Hepimiz biliyoruz ki, sahip olduğumuz ne varsa; başta bedenimiz, sağlığımız, gençliğimiz ve zenginliğimiz… hepsi bize sonradan eklendi ve mutlaka her birinin bizim için bir kullanım süresi var. İnsan, gençliğini, sadece genç yaşında kullanabilir. Sonrası yok... Sağlığı varken her şey çok güzel, ama sağlık bozulunca hayat çok daha farklı... Veya zenginlik, ilânihaye elimizde olabilecek bir durum değil...
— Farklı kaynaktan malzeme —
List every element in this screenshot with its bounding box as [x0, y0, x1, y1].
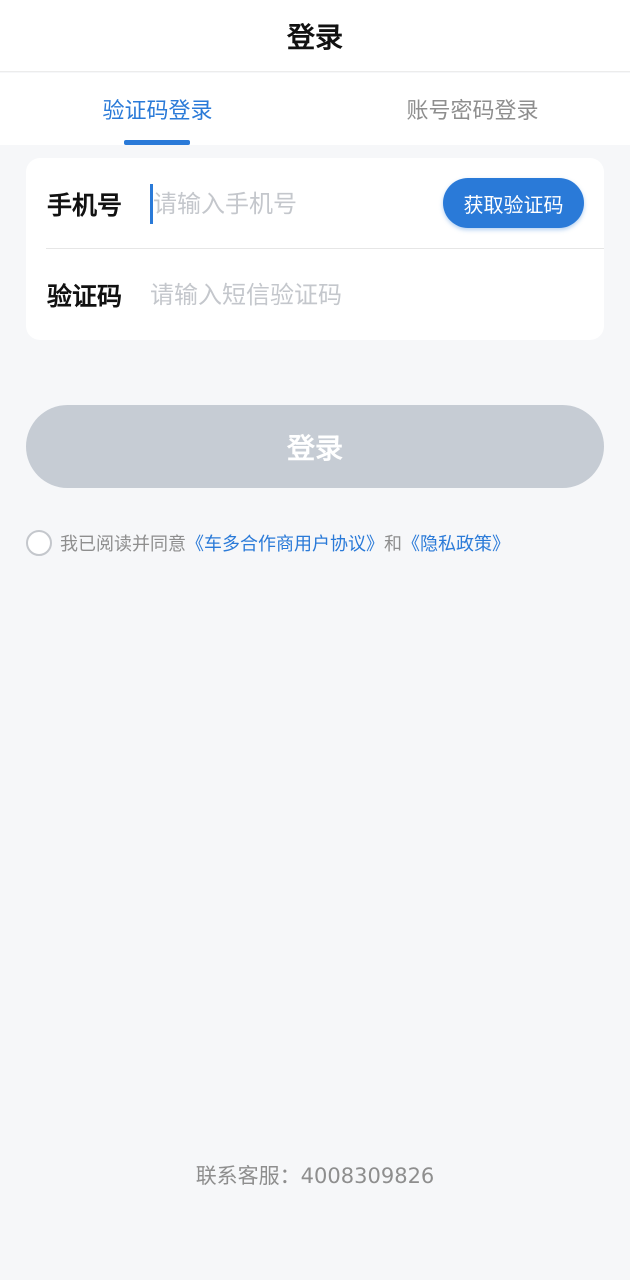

Hâl böyle iken, emel ve ihtiraslar, insanın sahip olduklarının artarak devamlı kalacağını telkin edip duruyor. İnsan, sahip olduğu şeyi hep elinde tutacakmış gibi… Hâlbuki bir gün gelecek ve biz, “Benim!” dediğimiz her şeyi terk etmek zorunda kalacağız. Mühim olan, o kaçınılmaz son gelmeden önce, bizim kendi irademizle sahip olduğumuzu düşündüğümüz emanetleri yerli yerinde kullanmak…
Bazen insan, ölüm sonrasındaki dünya hayatına dair birçok hayaller, hesaplar ve planlar kuruyor. Ölümü kabullenemiyor, öldükten sonra da dünyayı şekillendirmeye devam etmek istiyor. Elbette insanın dünyada bıraktığı “sadaka-i câriye”lerin önemli bir yeri var. Ve yine insan, dünyada kendisine emanet verilmiş malları üzerinde vasiyet vb. yollarla bir noktaya kadar tasarruf sahibi… Ancak neticede insan gözünü kapadığı andan itibaren dünya defteri kapanıyor; mirasçıları, alacaklıları veya hiç tanımadığı kimseler elinde her şeyi kapış kapış paylaşılıyor.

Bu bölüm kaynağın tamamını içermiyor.